What were these questions? We questioned what purpose was there to come into these people’s lives for a week and then leave. How could we change anything in so short a time against such overwhelming odds? We also questioned ourselves, where are we in our own spiritual journeys? Where is God in our lives?

Some of these questions are easy to answer. Immersion trips are aptly named because we really do not go to help others. We cannot change anything in a week. We go to learn about ourselves and to deepen our own understanding and love of God. In this aspect, this trip succeeded. Some of us left hopeful despite all the struggles. Others left frustrated. It wasn’t the frustration that comes from failure, but the frustration of struggling with a hard question that taxes us spiritually and mentally, but which always leaves us better for the struggle.

For me, being in the midst of so much violence and poverty left me feeling more hopeful than I have in a while. Despite the conditions of the neighborhood, I found so much good there. All the residents we met were loving and welcoming. The kids were a constant joy to be around. The YMCA employees worked tirelessly to get the kids off the streets, to do their homework and have a hot meal. And, of course, there are the sisters who are respected and loved within the community, doing everything with so much abundant joy and love for God. I realized that despite the evil in the world there are so many people who go about their lives humbly and lovingly in the midst of suffering, helping those in poverty both spiritually and physically.

It is always good when facing hard questions to draw on the wisdom of other godly people.
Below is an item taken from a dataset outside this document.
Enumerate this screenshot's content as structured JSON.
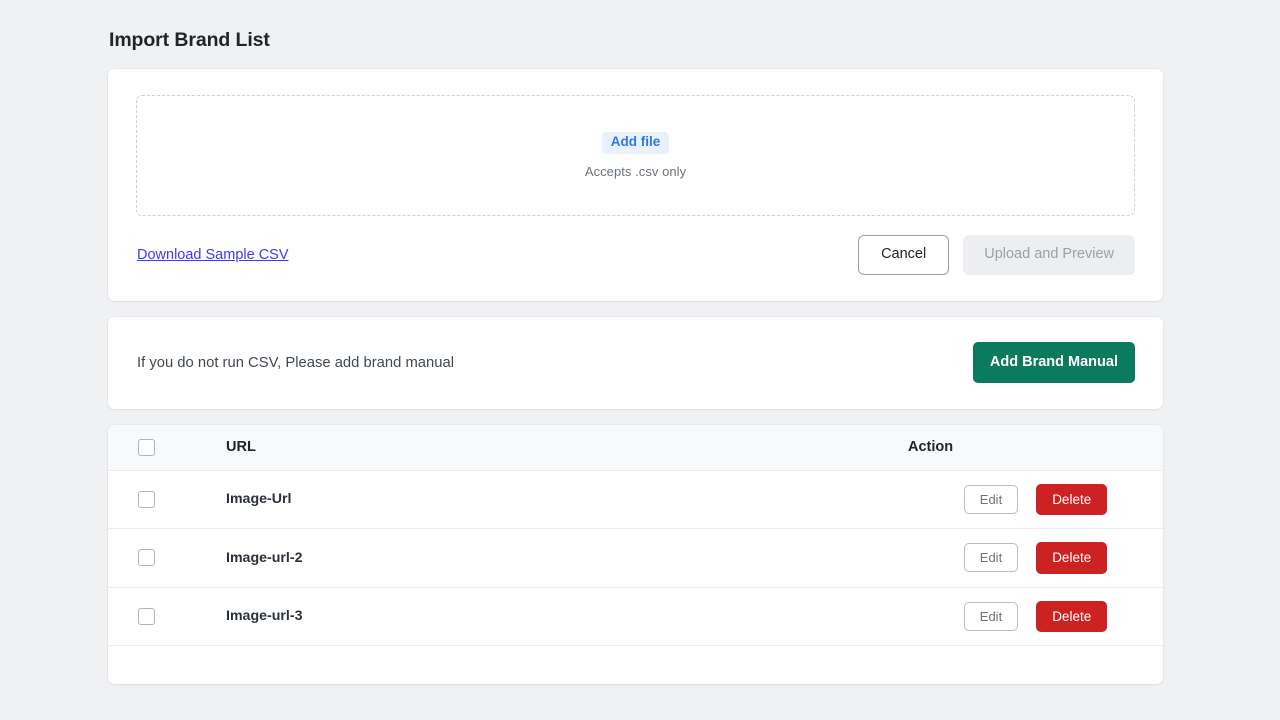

In the car ride home one of the girls, like the rest of us still struggling to come to terms with all we had experienced, read a reflection on St. Veronica. The message was clear, “sometimes all we can do is wipe the sweat from someone’s brow as they suffer” (Kerry Weber, Mercy in the City).

Before the trip we may have said we went to help the poor, but we are wiser now. Like St. Veronica, the best we could do was to wipe the sweat from those in pain as an act of love. The real change came in our own hearts.